Etihad owns 30pc of Air Berlin and just under 3pc of Aer Lingus.
Speaking to the Irish Independent in Dublin yesterday, Mr Hogan said that Air Berlin has a substantial footprint in Europe that could benefit Aer Lingus and a codeshare agreement could make sense.
"That's something for those two airlines to have a talk about," he said. "But obviously Air Berlin is a very large pan-European airline carrying 35 million passengers.
"It's very strong out of Dusseldorf and out of Berlin and secondary cities in Germany. If there's a way that those airlines can complement each other and feed passengers through each other's systems, then they should take advantage of that opportunity."
Etihad and Aer Lingus signed a codeshare agreement in May. It's been performing well so far for the pair.
All the key performance indicators (KPIs) that were set at Air Berlin following Etihad's investment have been met, said Mr Hogan. Etihad boosted its stake in Air Berlin from 3pc to almost 30pc last December for €73m.
But Etihad also loaned Air Berlin $255m and inked a codeshare agreement with the carrier. Etihad took a near 3pc stake in Aer Lingus earlier this year.

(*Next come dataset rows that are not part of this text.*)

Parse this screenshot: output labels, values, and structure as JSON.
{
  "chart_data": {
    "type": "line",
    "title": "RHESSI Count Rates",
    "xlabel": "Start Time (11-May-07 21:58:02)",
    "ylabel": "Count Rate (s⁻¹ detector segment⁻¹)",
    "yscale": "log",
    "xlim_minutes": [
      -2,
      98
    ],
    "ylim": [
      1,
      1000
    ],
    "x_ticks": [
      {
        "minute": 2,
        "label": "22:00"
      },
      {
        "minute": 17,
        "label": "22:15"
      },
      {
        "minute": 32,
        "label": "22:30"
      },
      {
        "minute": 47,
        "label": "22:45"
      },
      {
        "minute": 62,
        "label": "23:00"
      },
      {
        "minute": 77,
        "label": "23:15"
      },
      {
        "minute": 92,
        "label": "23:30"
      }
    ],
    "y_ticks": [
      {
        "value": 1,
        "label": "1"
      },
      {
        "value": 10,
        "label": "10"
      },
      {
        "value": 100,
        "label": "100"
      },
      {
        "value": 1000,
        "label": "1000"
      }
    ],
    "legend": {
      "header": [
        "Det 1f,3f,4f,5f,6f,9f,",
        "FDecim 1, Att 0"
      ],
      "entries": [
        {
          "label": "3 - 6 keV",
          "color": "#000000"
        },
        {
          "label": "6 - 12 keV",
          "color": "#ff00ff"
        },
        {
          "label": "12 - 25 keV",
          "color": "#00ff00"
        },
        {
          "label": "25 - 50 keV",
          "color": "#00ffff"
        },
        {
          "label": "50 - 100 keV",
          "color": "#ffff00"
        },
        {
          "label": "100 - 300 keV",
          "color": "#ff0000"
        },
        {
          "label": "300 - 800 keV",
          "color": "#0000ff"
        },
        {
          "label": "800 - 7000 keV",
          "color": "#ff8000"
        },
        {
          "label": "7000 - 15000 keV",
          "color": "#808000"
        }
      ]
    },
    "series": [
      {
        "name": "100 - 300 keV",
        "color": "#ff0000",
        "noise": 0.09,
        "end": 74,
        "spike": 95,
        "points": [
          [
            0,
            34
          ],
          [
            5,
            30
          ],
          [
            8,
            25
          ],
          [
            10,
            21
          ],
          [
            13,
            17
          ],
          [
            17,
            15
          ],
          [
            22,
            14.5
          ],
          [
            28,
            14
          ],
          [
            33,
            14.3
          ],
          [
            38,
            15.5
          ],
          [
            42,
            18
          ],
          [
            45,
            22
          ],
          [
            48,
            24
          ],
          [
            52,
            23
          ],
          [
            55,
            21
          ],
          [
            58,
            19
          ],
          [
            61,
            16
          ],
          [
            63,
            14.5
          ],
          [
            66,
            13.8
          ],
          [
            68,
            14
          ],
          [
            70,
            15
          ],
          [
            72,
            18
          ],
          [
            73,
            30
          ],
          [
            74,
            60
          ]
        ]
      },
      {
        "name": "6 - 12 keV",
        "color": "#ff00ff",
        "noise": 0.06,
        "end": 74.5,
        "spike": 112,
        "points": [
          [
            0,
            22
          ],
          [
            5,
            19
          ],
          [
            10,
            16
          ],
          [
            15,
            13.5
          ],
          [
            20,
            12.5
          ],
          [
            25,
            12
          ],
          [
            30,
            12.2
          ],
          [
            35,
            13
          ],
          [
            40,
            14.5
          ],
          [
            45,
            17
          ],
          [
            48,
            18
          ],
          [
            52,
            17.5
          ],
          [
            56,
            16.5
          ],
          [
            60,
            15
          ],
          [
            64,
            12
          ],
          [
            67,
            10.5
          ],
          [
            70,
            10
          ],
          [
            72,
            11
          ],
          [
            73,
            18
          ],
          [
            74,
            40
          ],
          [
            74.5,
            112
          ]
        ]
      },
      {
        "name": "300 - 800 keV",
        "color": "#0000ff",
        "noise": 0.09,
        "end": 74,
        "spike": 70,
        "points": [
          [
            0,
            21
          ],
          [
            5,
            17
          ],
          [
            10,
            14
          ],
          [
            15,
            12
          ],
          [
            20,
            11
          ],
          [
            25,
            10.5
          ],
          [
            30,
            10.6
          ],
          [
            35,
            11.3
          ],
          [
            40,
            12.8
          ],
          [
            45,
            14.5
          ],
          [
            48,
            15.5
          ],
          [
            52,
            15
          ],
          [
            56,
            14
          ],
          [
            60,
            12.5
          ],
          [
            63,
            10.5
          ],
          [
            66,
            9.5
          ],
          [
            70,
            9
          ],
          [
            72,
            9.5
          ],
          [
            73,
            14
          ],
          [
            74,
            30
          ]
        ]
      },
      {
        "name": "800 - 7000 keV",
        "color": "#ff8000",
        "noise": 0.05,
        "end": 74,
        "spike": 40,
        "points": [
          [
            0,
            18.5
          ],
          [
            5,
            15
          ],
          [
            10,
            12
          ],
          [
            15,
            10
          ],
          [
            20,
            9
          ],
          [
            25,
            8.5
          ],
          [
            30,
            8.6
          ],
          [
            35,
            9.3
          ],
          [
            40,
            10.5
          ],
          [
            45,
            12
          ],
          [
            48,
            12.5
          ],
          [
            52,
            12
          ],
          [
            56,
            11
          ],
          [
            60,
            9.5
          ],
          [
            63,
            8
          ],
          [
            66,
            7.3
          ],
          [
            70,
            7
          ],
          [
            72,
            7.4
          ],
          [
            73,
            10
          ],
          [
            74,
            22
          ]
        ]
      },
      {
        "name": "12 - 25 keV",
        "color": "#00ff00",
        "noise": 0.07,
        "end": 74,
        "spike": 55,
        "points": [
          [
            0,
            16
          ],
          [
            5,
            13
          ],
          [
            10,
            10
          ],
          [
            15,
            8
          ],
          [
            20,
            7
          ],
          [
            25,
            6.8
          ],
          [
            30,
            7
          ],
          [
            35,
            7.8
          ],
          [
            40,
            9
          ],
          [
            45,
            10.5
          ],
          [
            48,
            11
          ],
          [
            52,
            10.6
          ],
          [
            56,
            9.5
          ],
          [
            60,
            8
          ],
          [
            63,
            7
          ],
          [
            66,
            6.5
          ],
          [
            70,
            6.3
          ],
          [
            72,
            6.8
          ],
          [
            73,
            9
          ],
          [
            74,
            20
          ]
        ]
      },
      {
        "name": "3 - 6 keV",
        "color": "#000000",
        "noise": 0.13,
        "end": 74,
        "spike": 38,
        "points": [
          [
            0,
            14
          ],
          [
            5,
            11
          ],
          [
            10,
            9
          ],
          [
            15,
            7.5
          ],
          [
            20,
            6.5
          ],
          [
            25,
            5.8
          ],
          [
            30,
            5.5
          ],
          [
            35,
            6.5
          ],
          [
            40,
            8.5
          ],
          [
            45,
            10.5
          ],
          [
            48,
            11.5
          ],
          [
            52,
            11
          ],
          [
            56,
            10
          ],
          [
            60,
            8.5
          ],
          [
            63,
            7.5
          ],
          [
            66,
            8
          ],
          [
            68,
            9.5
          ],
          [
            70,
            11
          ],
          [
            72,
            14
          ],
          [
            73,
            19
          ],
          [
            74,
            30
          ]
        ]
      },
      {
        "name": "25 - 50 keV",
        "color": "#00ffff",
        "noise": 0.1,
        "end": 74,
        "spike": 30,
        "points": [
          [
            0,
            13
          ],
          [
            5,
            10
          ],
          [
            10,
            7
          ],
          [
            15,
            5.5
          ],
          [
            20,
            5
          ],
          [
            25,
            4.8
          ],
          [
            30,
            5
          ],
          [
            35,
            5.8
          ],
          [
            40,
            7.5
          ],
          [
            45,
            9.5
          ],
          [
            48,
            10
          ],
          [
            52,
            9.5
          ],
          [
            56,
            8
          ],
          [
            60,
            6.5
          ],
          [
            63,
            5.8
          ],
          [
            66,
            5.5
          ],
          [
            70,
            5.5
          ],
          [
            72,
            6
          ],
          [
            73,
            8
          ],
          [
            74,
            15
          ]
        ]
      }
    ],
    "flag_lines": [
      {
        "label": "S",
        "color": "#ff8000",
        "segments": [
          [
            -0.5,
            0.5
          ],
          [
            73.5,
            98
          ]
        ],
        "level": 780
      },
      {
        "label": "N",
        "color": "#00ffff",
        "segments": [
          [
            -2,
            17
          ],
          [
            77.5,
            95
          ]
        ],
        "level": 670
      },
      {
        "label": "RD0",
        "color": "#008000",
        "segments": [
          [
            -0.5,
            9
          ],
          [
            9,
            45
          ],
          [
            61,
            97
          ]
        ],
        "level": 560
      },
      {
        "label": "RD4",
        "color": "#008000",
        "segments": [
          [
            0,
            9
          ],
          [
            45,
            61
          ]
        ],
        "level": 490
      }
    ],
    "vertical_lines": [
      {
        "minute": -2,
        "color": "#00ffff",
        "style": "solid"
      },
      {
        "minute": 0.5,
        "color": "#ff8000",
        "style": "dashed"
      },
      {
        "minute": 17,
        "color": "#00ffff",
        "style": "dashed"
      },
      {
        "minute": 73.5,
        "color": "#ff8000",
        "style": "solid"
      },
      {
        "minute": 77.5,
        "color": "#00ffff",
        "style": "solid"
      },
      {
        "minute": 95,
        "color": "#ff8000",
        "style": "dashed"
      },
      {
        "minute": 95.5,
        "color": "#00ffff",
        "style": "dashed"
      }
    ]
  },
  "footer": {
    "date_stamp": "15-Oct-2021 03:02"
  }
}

"All the KPIs that we set have been achieved and the cost savings have been achieved in year one," he said of Air Berlin. "For us, it's been very successful." He said he has "no doubt" that the airline will move back to profitability.
Etihad, which operates 10 flights a week between Dublin and Abu Dhabi, owns equity stakes in four airlines. Mr Hogan confirmed that a number of other airlines have approached the Middle East carrier with a view to taking holdings in them.
But Mr Hogan declined to be drawn on whether Etihad might boost its stake in Aer Lingus, notwithstanding the possible sale of the Government's 25.1pc stake in the carrier.
Ryanair owns almost 30pc of Aer Lingus. Ryanair chief executive Michael O'Leary said it has received a number of approaches from financial institutions interested in buying its stake. He also said that Ryanair will "seriously" examine selling its holding in Aer Lingus if the European Commission blocks its latest attempt to buy the former flag carrier.
Mr Hogan has indicated that Etihad is interested in buying the Government's stake in Aer Lingus. However, no sale of the stake is possible until an on-going pension dispute at the carrier is resolved. Siptu has already served Aer Lingus with notice of industrial action that will take place later this month.